While specialties like cardiology and neurology have received faster recognition, GI on the contrary was slow to take off despite the high disease prevalence. Even dedicated GI departments in many hospitals are created recently. Educated population is aware about the morbidity of the diseases but rural people have no knowledge and specialists in the cities are approached in the last stages of the disease. Another situation is that the patient who has consulted a GI specialist for a particular condition like ulcer does not revert for hepatitis as he does not know that the same specialist could treat the condition, stated Dr Bhat.
In such a scenario, public education is critical component along intensive four month training for resident doctors (MD- General Medicine) to be able to diagnose and treat GI disorders, he averred.

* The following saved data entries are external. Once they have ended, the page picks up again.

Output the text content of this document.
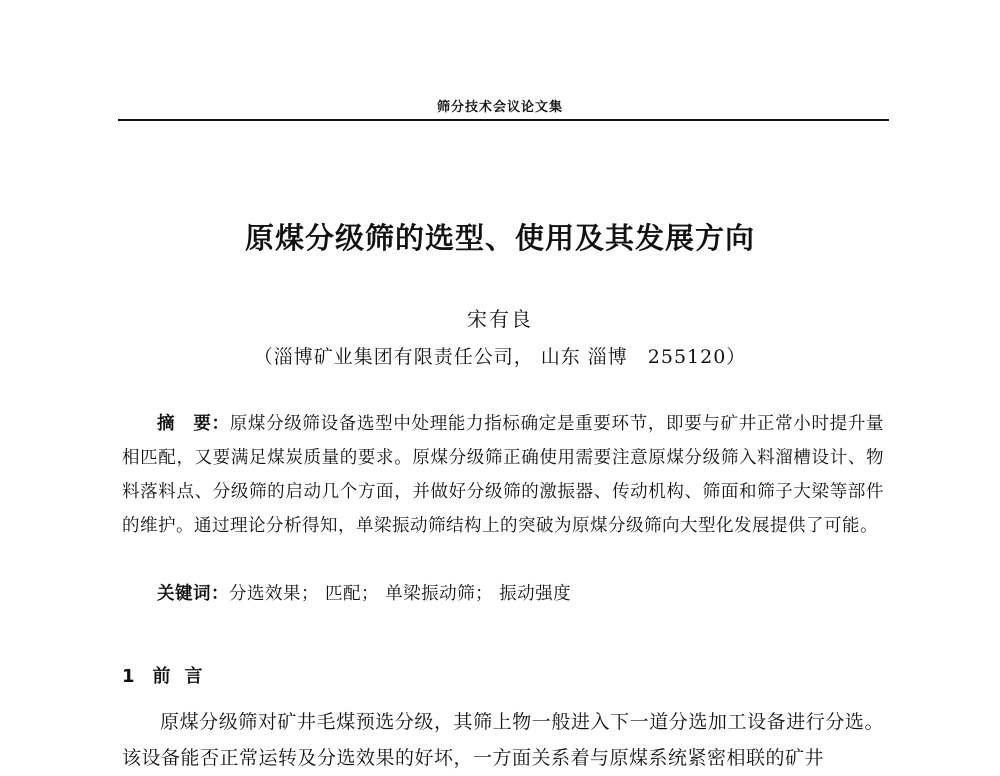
筛分技术会议论文集
原煤分级筛的选型、使用及其发展方向
宋有良
（淄博矿业集团有限责任公司， 山东 淄博　255120）

摘　要：原煤分级筛设备选型中处理能力指标确定是重要环节，即要与矿井正常小时提升量相匹配，又要满足煤炭质量的要求。原煤分级筛正确使用需要注意原煤分级筛入料溜槽设计、物料落料点、分级筛的启动几个方面，并做好分级筛的激振器、传动机构、筛面和筛子大梁等部件的维护。通过理论分析得知，单梁振动筛结构上的突破为原煤分级筛向大型化发展提供了可能。

关键词：分选效果； 匹配； 单梁振动筛； 振动强度

1 前言

原煤分级筛对矿井毛煤预选分级，其筛上物一般进入下一道分选加工设备进行分选。该设备能否正常运转及分选效果的好坏，一方面关系着与原煤系统紧密相联的矿井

The World Organization of Gastroenterology (WOG) has issued the 2007 guidelines highlighting appropriate country specific treatment for GI. This is vital because GI diseases like IBS in developed world are not common in the developing countries where diarrhoea is more prevalent. WOG will also organize 'train the trainers' workshop worldwide to augment the number of specialists, pointed out Dr Bhat.
GI is a not capital intensive specialty as compared to cardiology. Only a good lab supported with clinical expertise can save scores of patients with faster diagnosis and treatment. Therefore training of general physicians at district hospitals and primary health centres in the country will help control GI conditions.
GI diseases cover functional disorders like ulcers, diarrhoea, Irritable Bowel Syndrome (IBS) and mal absorption syndrome. Among the liver diseases are viral hepatitis and cirrhosis. Over 70 per cent of the hospital admissions are liver disorder cases and cirrhosis cases top the list. Cases of Pancreatitis are also on the rise. However there is a five per cent increase in Amoebiasis, which is the third leading cause of morbidity and mortality due to parasitic disease in humans. The high incidence is reported because of resistance to metronidazole which was the drug of choice.
The GI drug market size is estimated at Rs 3,000 with a growth rate of 15 per cent. Leading players are Ranbaxy, Nicholas Piramal, Wockhardt, Glaxo, Wyeth and Micro Labs to name a few.